How do you prevent deception from AI systems?
One obvious thing to try would be to make sure that your model never thinks deceptive thoughts. There are several ways you could go about this, to varying degrees of effectiveness. For instance, you could check for various precursors to deceptive alignment. More prosaically, you could try identifying deceptive circuits within your model, or looking at what features your model is keeping track of and identifying any suspicious ones.
I think these are pretty reasonable approaches. However, I think they fail to address failure modes like deep deceptiveness. A system can be deceptive even if no individual part looks deceptive, due to complex interactions between the system and the environment. More generally, cognition and optimization power can be externalized to the environment.

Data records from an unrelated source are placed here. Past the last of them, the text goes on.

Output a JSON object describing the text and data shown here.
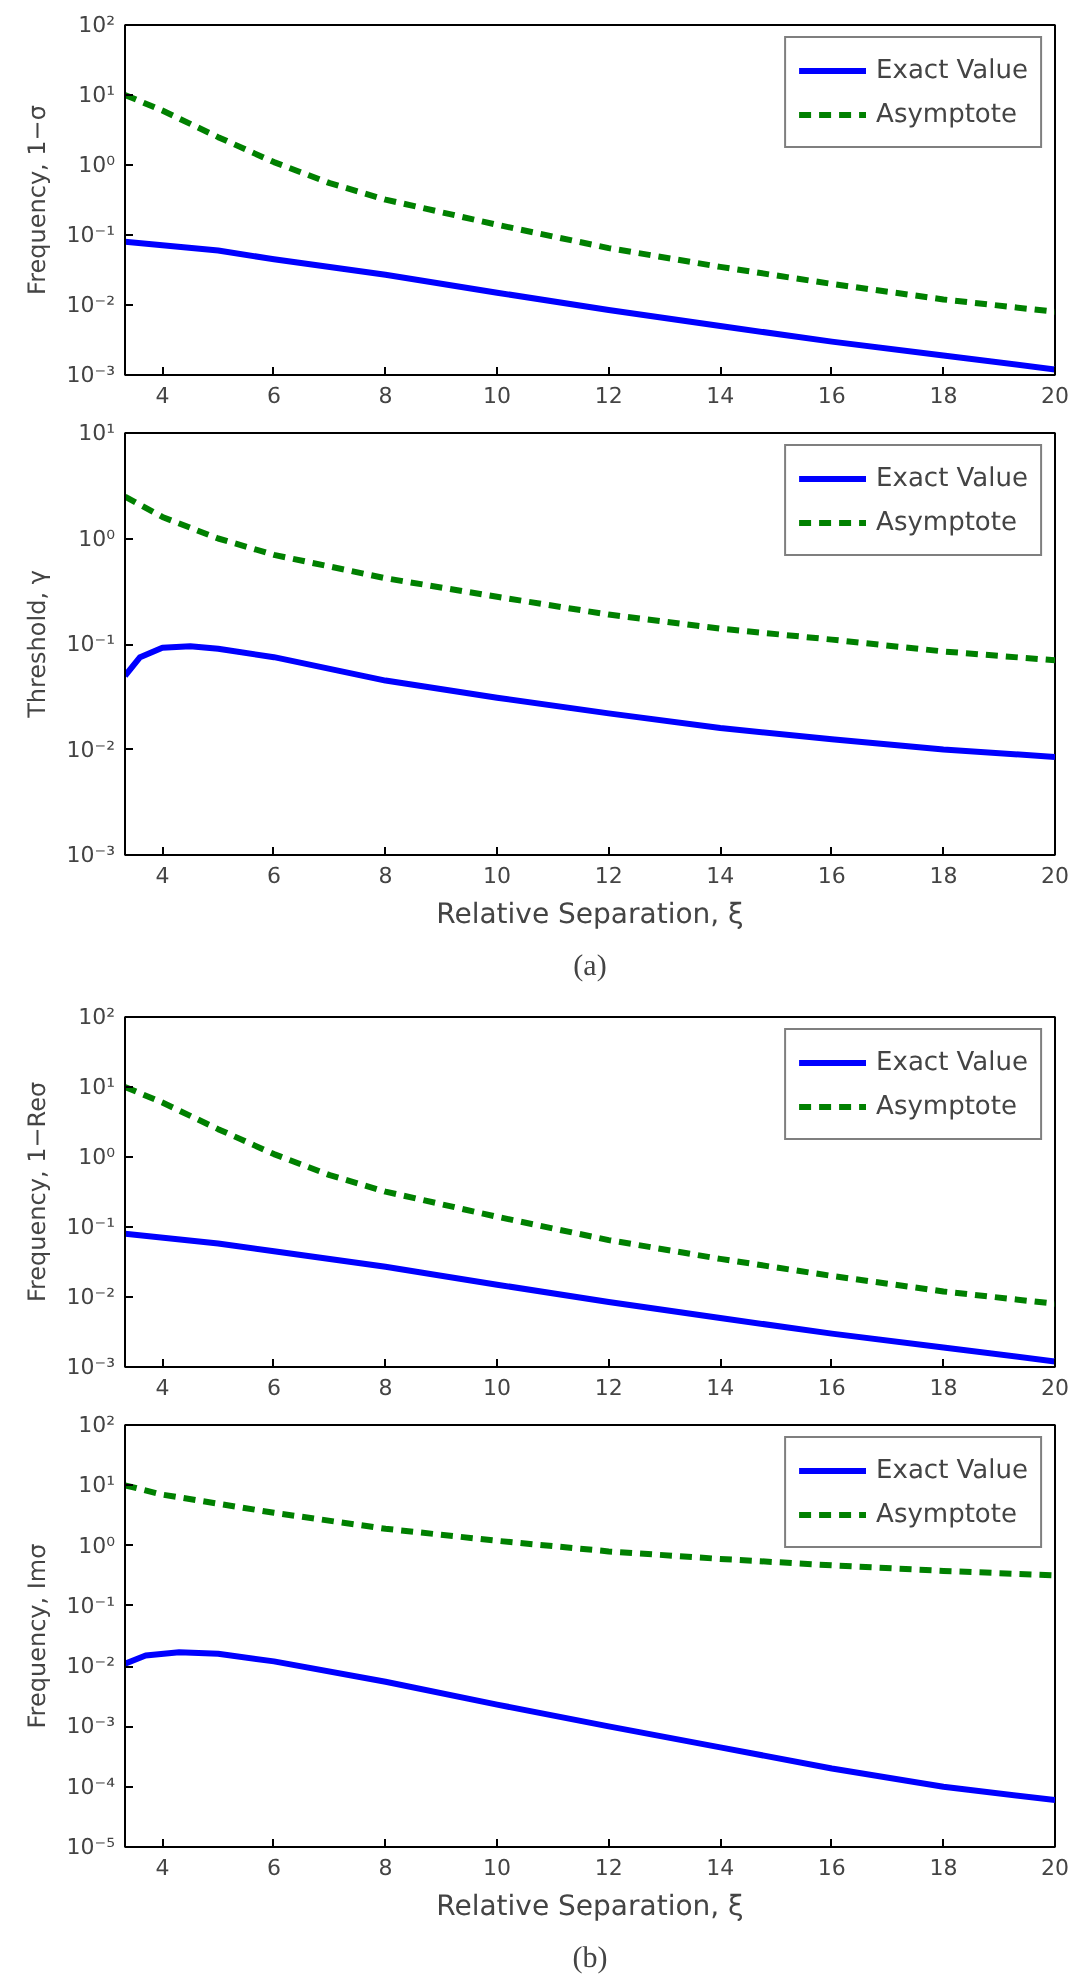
{
  "chart_data": [
    {
      "type": "line",
      "ylabel": "Frequency, 1−σ",
      "log": "y",
      "grid": false,
      "legend": "top right",
      "xlim": [
        3.33,
        20
      ],
      "xticks": [
        4,
        6,
        8,
        10,
        12,
        14,
        16,
        18,
        20
      ],
      "ylim": [
        0.001,
        100
      ],
      "yticks": [
        {
          "value": 0.001,
          "label": "10⁻³"
        },
        {
          "value": 0.01,
          "label": "10⁻²"
        },
        {
          "value": 0.1,
          "label": "10⁻¹"
        },
        {
          "value": 1,
          "label": "10⁰"
        },
        {
          "value": 10,
          "label": "10¹"
        },
        {
          "value": 100,
          "label": "10²"
        }
      ],
      "series": [
        {
          "name": "Exact Value",
          "color": "#0000ff",
          "line_style": "solid",
          "x": [
            3.33,
            5,
            6,
            8,
            10,
            12,
            14,
            16,
            18,
            20
          ],
          "values": [
            0.08,
            0.06,
            0.045,
            0.027,
            0.015,
            0.0085,
            0.005,
            0.003,
            0.0019,
            0.0012
          ]
        },
        {
          "name": "Asymptote",
          "color": "#008000",
          "line_style": "dashed",
          "x": [
            3.33,
            4,
            5,
            6,
            7,
            8,
            10,
            12,
            14,
            16,
            18,
            20
          ],
          "values": [
            10,
            6,
            2.5,
            1.1,
            0.55,
            0.32,
            0.14,
            0.065,
            0.035,
            0.02,
            0.012,
            0.008
          ]
        }
      ]
    },
    {
      "type": "line",
      "ylabel": "Threshold, γ",
      "xlabel": "Relative Separation, ξ",
      "annotations": [
        "(a)"
      ],
      "log": "y",
      "grid": false,
      "legend": "top right",
      "xlim": [
        3.33,
        20
      ],
      "xticks": [
        4,
        6,
        8,
        10,
        12,
        14,
        16,
        18,
        20
      ],
      "ylim": [
        0.001,
        10
      ],
      "yticks": [
        {
          "value": 0.001,
          "label": "10⁻³"
        },
        {
          "value": 0.01,
          "label": "10⁻²"
        },
        {
          "value": 0.1,
          "label": "10⁻¹"
        },
        {
          "value": 1,
          "label": "10⁰"
        },
        {
          "value": 10,
          "label": "10¹"
        }
      ],
      "series": [
        {
          "name": "Exact Value",
          "color": "#0000ff",
          "line_style": "solid",
          "x": [
            3.33,
            3.6,
            4,
            4.5,
            5,
            6,
            8,
            10,
            12,
            14,
            16,
            18,
            20
          ],
          "values": [
            0.05,
            0.075,
            0.092,
            0.095,
            0.09,
            0.075,
            0.045,
            0.031,
            0.022,
            0.016,
            0.0125,
            0.01,
            0.0085
          ]
        },
        {
          "name": "Asymptote",
          "color": "#008000",
          "line_style": "dashed",
          "x": [
            3.33,
            4,
            5,
            6,
            8,
            10,
            12,
            14,
            16,
            18,
            20
          ],
          "values": [
            2.5,
            1.6,
            1.0,
            0.7,
            0.42,
            0.28,
            0.19,
            0.14,
            0.11,
            0.085,
            0.07
          ]
        }
      ]
    },
    {
      "type": "line",
      "ylabel": "Frequency, 1−Reσ",
      "log": "y",
      "grid": false,
      "legend": "top right",
      "xlim": [
        3.33,
        20
      ],
      "xticks": [
        4,
        6,
        8,
        10,
        12,
        14,
        16,
        18,
        20
      ],
      "ylim": [
        0.001,
        100
      ],
      "yticks": [
        {
          "value": 0.001,
          "label": "10⁻³"
        },
        {
          "value": 0.01,
          "label": "10⁻²"
        },
        {
          "value": 0.1,
          "label": "10⁻¹"
        },
        {
          "value": 1,
          "label": "10⁰"
        },
        {
          "value": 10,
          "label": "10¹"
        },
        {
          "value": 100,
          "label": "10²"
        }
      ],
      "series": [
        {
          "name": "Exact Value",
          "color": "#0000ff",
          "line_style": "solid",
          "x": [
            3.33,
            5,
            6,
            8,
            10,
            12,
            14,
            16,
            18,
            20
          ],
          "values": [
            0.08,
            0.058,
            0.045,
            0.027,
            0.015,
            0.0085,
            0.005,
            0.003,
            0.0019,
            0.0012
          ]
        },
        {
          "name": "Asymptote",
          "color": "#008000",
          "line_style": "dashed",
          "x": [
            3.33,
            4,
            5,
            6,
            7,
            8,
            10,
            12,
            14,
            16,
            18,
            20
          ],
          "values": [
            10,
            6,
            2.5,
            1.1,
            0.55,
            0.32,
            0.14,
            0.065,
            0.035,
            0.02,
            0.012,
            0.008
          ]
        }
      ]
    },
    {
      "type": "line",
      "ylabel": "Frequency, Imσ",
      "xlabel": "Relative Separation, ξ",
      "annotations": [
        "(b)"
      ],
      "log": "y",
      "grid": false,
      "legend": "top right",
      "xlim": [
        3.33,
        20
      ],
      "xticks": [
        4,
        6,
        8,
        10,
        12,
        14,
        16,
        18,
        20
      ],
      "ylim": [
        1e-05,
        100
      ],
      "yticks": [
        {
          "value": 1e-05,
          "label": "10⁻⁵"
        },
        {
          "value": 0.0001,
          "label": "10⁻⁴"
        },
        {
          "value": 0.001,
          "label": "10⁻³"
        },
        {
          "value": 0.01,
          "label": "10⁻²"
        },
        {
          "value": 0.1,
          "label": "10⁻¹"
        },
        {
          "value": 1,
          "label": "10⁰"
        },
        {
          "value": 10,
          "label": "10¹"
        },
        {
          "value": 100,
          "label": "10²"
        }
      ],
      "series": [
        {
          "name": "Exact Value",
          "color": "#0000ff",
          "line_style": "solid",
          "x": [
            3.33,
            3.7,
            4.3,
            5,
            6,
            8,
            10,
            12,
            14,
            16,
            18,
            20
          ],
          "values": [
            0.011,
            0.015,
            0.017,
            0.016,
            0.012,
            0.0055,
            0.0023,
            0.001,
            0.00045,
            0.0002,
            0.0001,
            6e-05
          ]
        },
        {
          "name": "Asymptote",
          "color": "#008000",
          "line_style": "dashed",
          "x": [
            3.33,
            4,
            6,
            8,
            10,
            12,
            14,
            16,
            18,
            20
          ],
          "values": [
            10,
            7,
            3.5,
            1.9,
            1.2,
            0.8,
            0.6,
            0.47,
            0.38,
            0.32
          ]
        }
      ]
    }
  ]
}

One could make the argument that focusing on more salient and dangerous failure modes like deceptive alignment makes a lot more sense. However - especially if you’re interested in approaches that work in the worst case and don’t rely on reality turning out optimistically one way or the other - you probably want approaches that prevent things from going badly at all.

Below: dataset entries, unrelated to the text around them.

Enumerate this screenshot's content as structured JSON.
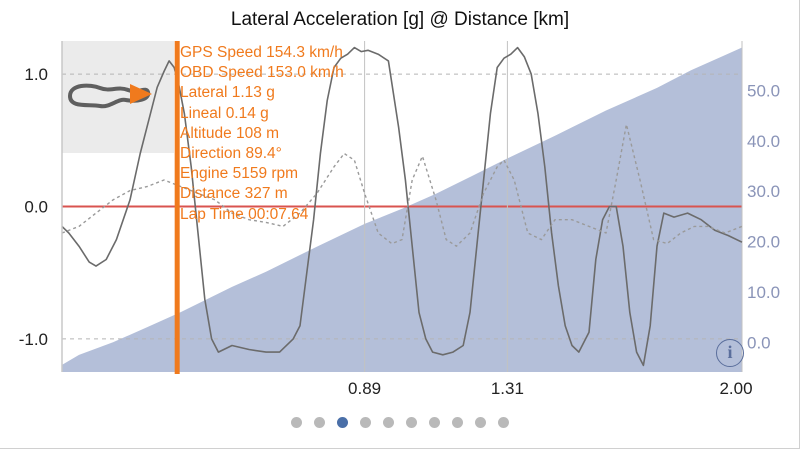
{
  "title": "Lateral Acceleration [g] @ Distance [km]",
  "info_icon": "info-icon",
  "info_glyph": "i",
  "page_indicator": {
    "count": 10,
    "active_index": 2
  },
  "colors": {
    "area_fill": "#b4bfd9",
    "accel_line": "#6b6b6b",
    "lineal_line": "#9a9a9a",
    "cursor": "#f07a1d",
    "zero_line": "#d9534f",
    "overlay_text": "#f07a1d"
  },
  "readout": [
    {
      "label": "GPS Speed",
      "value": "154.3 km/h"
    },
    {
      "label": "OBD Speed",
      "value": "153.0 km/h"
    },
    {
      "label": "Lateral",
      "value": "1.13 g"
    },
    {
      "label": "Lineal",
      "value": "0.14 g"
    },
    {
      "label": "Altitude",
      "value": "108 m"
    },
    {
      "label": "Direction",
      "value": "89.4°"
    },
    {
      "label": "Engine",
      "value": "5159 rpm"
    },
    {
      "label": "Distance",
      "value": "327 m"
    },
    {
      "label": "Lap Time",
      "value": "00:07.64"
    }
  ],
  "chart_data": {
    "type": "line",
    "title": "Lateral Acceleration [g] @ Distance [km]",
    "x_ticks": [
      "0.89",
      "1.31",
      "2.00"
    ],
    "x_tick_values": [
      0.89,
      1.31,
      2.0
    ],
    "xlim": [
      0,
      2.0
    ],
    "y_ticks": [
      "1.0",
      "0.0",
      "-1.0"
    ],
    "y_tick_values": [
      1.0,
      0.0,
      -1.0
    ],
    "ylim": [
      -1.25,
      1.25
    ],
    "y2_ticks": [
      "50.0",
      "40.0",
      "30.0",
      "20.0",
      "10.0",
      "0.0"
    ],
    "y2_tick_values": [
      50,
      40,
      30,
      20,
      10,
      0
    ],
    "y2lim": [
      -5.9,
      59.8
    ],
    "cursor_x": 0.327,
    "series": [
      {
        "kind": "area",
        "axis": "right",
        "x": [
          0,
          0.05,
          0.15,
          0.25,
          0.35,
          0.5,
          0.6,
          0.75,
          0.89,
          1.0,
          1.1,
          1.2,
          1.31,
          1.45,
          1.6,
          1.75,
          1.85,
          1.95,
          2.0
        ],
        "values": [
          -4.5,
          -2.5,
          0,
          3,
          6,
          11,
          14,
          19,
          23.5,
          26.5,
          29.5,
          32.8,
          36.5,
          41,
          46,
          50.5,
          54,
          57,
          58.5
        ]
      },
      {
        "kind": "line",
        "axis": "left",
        "x": [
          0,
          0.02,
          0.05,
          0.08,
          0.1,
          0.13,
          0.16,
          0.2,
          0.23,
          0.26,
          0.28,
          0.3,
          0.315,
          0.33,
          0.345,
          0.36,
          0.38,
          0.4,
          0.42,
          0.44,
          0.46,
          0.5,
          0.55,
          0.6,
          0.64,
          0.68,
          0.7,
          0.72,
          0.74,
          0.76,
          0.78,
          0.8,
          0.82,
          0.84,
          0.86,
          0.88,
          0.9,
          0.93,
          0.96,
          0.99,
          1.01,
          1.03,
          1.05,
          1.07,
          1.09,
          1.12,
          1.15,
          1.18,
          1.2,
          1.22,
          1.24,
          1.26,
          1.28,
          1.3,
          1.32,
          1.34,
          1.36,
          1.38,
          1.4,
          1.42,
          1.44,
          1.46,
          1.48,
          1.5,
          1.52,
          1.55,
          1.57,
          1.59,
          1.61,
          1.63,
          1.65,
          1.67,
          1.69,
          1.71,
          1.73,
          1.75,
          1.77,
          1.8,
          1.84,
          1.88,
          1.92,
          1.96,
          2.0
        ],
        "values": [
          -0.15,
          -0.2,
          -0.3,
          -0.42,
          -0.45,
          -0.4,
          -0.25,
          0.05,
          0.4,
          0.7,
          0.9,
          1.02,
          1.1,
          1.05,
          0.9,
          0.7,
          0.3,
          -0.2,
          -0.7,
          -1.0,
          -1.1,
          -1.05,
          -1.08,
          -1.1,
          -1.1,
          -1.0,
          -0.9,
          -0.5,
          -0.1,
          0.4,
          0.8,
          1.05,
          1.12,
          1.15,
          1.2,
          1.17,
          1.18,
          1.15,
          1.1,
          0.6,
          0.2,
          -0.3,
          -0.8,
          -1.0,
          -1.1,
          -1.12,
          -1.1,
          -1.05,
          -0.8,
          -0.3,
          0.2,
          0.7,
          1.05,
          1.12,
          1.15,
          1.2,
          1.13,
          1.0,
          0.7,
          0.3,
          -0.2,
          -0.6,
          -0.9,
          -1.05,
          -1.1,
          -0.95,
          -0.4,
          -0.1,
          0.0,
          0.0,
          -0.3,
          -0.8,
          -1.1,
          -1.2,
          -0.9,
          -0.3,
          -0.05,
          -0.08,
          -0.05,
          -0.1,
          -0.18,
          -0.22,
          -0.27
        ]
      },
      {
        "kind": "line",
        "axis": "left",
        "dashed": true,
        "x": [
          0,
          0.05,
          0.1,
          0.15,
          0.2,
          0.25,
          0.3,
          0.35,
          0.4,
          0.45,
          0.5,
          0.55,
          0.6,
          0.65,
          0.7,
          0.75,
          0.8,
          0.83,
          0.86,
          0.89,
          0.93,
          0.97,
          1.0,
          1.03,
          1.06,
          1.1,
          1.13,
          1.16,
          1.2,
          1.24,
          1.28,
          1.3,
          1.33,
          1.37,
          1.41,
          1.45,
          1.5,
          1.55,
          1.6,
          1.63,
          1.66,
          1.7,
          1.74,
          1.78,
          1.82,
          1.86,
          1.9,
          1.95,
          2.0
        ],
        "values": [
          -0.2,
          -0.15,
          -0.05,
          0.05,
          0.12,
          0.15,
          0.2,
          0.15,
          0.1,
          0.05,
          -0.05,
          -0.1,
          -0.12,
          -0.15,
          -0.05,
          0.1,
          0.3,
          0.4,
          0.35,
          0.1,
          -0.2,
          -0.28,
          -0.25,
          0.2,
          0.38,
          0.05,
          -0.25,
          -0.3,
          -0.2,
          0.1,
          0.3,
          0.35,
          0.2,
          -0.2,
          -0.25,
          -0.1,
          -0.1,
          -0.15,
          -0.2,
          0.2,
          0.62,
          0.2,
          -0.25,
          -0.28,
          -0.2,
          -0.15,
          -0.15,
          -0.2,
          -0.15
        ]
      }
    ]
  }
}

So, how do you prevent any failure modes that route through deception? In an earlier post, I wrote about robust intent alignment as the solution, and one research direction I think is feasible to get there. But here I want to make a different point, about what it would look like to interface with deception in that setup.
Start from the intuition that deception in a system is a property of the person being deceived more than it is the deceiver. It follows pretty naturally that deception is better viewed as a property of the composite system that is the agent and its environment. So, if you wanted to interface with the general thing that is deception, you’re going to be building an interface to that composite system.

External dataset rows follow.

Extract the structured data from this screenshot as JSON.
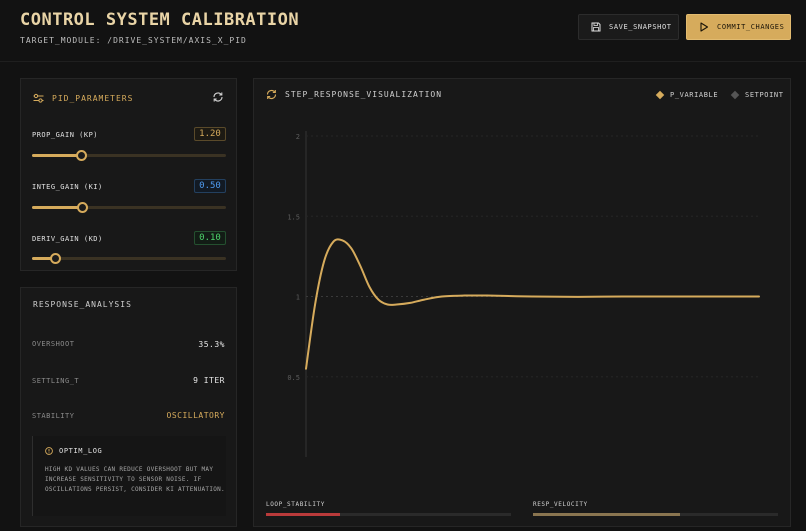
{
  "header": {
    "title": "CONTROL SYSTEM CALIBRATION",
    "subtitle": "TARGET_MODULE: /DRIVE_SYSTEM/AXIS_X_PID",
    "save_label": "SAVE_SNAPSHOT",
    "commit_label": "COMMIT_CHANGES"
  },
  "pid": {
    "title": "PID_PARAMETERS",
    "params": [
      {
        "label": "PROP_GAIN (KP)",
        "value": "1.20",
        "slider_fraction": 0.25
      },
      {
        "label": "INTEG_GAIN (KI)",
        "value": "0.50",
        "slider_fraction": 0.26
      },
      {
        "label": "DERIV_GAIN (KD)",
        "value": "0.10",
        "slider_fraction": 0.12
      }
    ]
  },
  "analysis": {
    "title": "RESPONSE_ANALYSIS",
    "stats": [
      {
        "label": "OVERSHOOT",
        "value": "35.3%"
      },
      {
        "label": "SETTLING_T",
        "value": "9 ITER"
      },
      {
        "label": "STABILITY",
        "value": "OSCILLATORY"
      }
    ],
    "log_title": "OPTIM_LOG",
    "log_text": "HIGH KD VALUES CAN REDUCE OVERSHOOT BUT MAY INCREASE SENSITIVITY TO SENSOR NOISE. IF OSCILLATIONS PERSIST, CONSIDER KI ATTENUATION."
  },
  "chart": {
    "title": "STEP_RESPONSE_VISUALIZATION",
    "legend_p": "P_VARIABLE",
    "legend_s": "SETPOINT",
    "y_ticks": [
      "2",
      "1.5",
      "1",
      "0.5"
    ],
    "loop_stability_label": "LOOP_STABILITY",
    "loop_stability_fraction": 0.3,
    "resp_velocity_label": "RESP_VELOCITY",
    "resp_velocity_fraction": 0.6
  },
  "colors": {
    "accent": "#d6ab5c",
    "ki": "#4f9bf0",
    "kd": "#4ed46b",
    "danger": "#b93a3a"
  },
  "chart_data": {
    "type": "line",
    "ylim": [
      0,
      2
    ],
    "setpoint": 1,
    "series": [
      {
        "name": "P_VARIABLE",
        "x": [
          0,
          0.02,
          0.04,
          0.06,
          0.08,
          0.1,
          0.12,
          0.14,
          0.16,
          0.18,
          0.2,
          0.23,
          0.26,
          0.3,
          0.35,
          0.4,
          0.5,
          0.6,
          0.7,
          0.8,
          0.9,
          1.0
        ],
        "y": [
          0.55,
          0.95,
          1.22,
          1.34,
          1.35,
          1.3,
          1.19,
          1.06,
          0.98,
          0.95,
          0.95,
          0.96,
          0.98,
          1.0,
          1.006,
          1.006,
          1.0,
          0.998,
          1.0,
          1.0,
          1.0,
          1.0
        ]
      }
    ]
  }
}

Another way of putting this is that evaluating whether an action leads to deception or not requires being able to evaluate things within the complexity class of the environment. Which brings us back to the classical difficulty of RLHF: we can’t foresee the consequences of some action very reliably in a complex environment. This means we’re unable to properly evaluate whether an action taken by something smarter than us is good or not.
If all alignment properties we cared about were in this complexity class, it may be the case that worst-case alignment is strictly intractable.
However, there are many properties that belong to the complexity class of the agent alone, such that evaluation is much more feasible. Properties describing specific mechanistic components of the model, for instance. The sub-problem of identifying explicitly deceptive circuits within a model falls under this category[1].
Another property is related to internal optimization within systems. If you buy the idea of optimization as pointing at something real in the world[2], then for the right operationalization properties about optimization are properties that belong to the complexity class of the system it’s internal to. One example of this is the target of this optimization: what I refer to as objectives, and the focus of most of my work.
I think one way to frame the core part of the technical alignment problem is that we need to figure out how to interface with the alignment properties we care about within the systems we care about. The choice of what properties we try to build interfaces with is pretty central to that, and I think a commonly missed idea is that some properties we care about cash out in pretty different ways at the limit, and as such are more or less tractable.
This is also, by my understanding, the part of the problem that most theories of impact for current interpretability work focus on. That it only focuses on this part of the problem is one of my reservations of current interpretability work.
Even if very confused in current operationalizations. It could also be very fuzzy in realistic scenarios, with blurred boundaries between things that are structurally optimizers and things that aren’t. However, I think there’s a coherent conceptual boundary that can be drawn.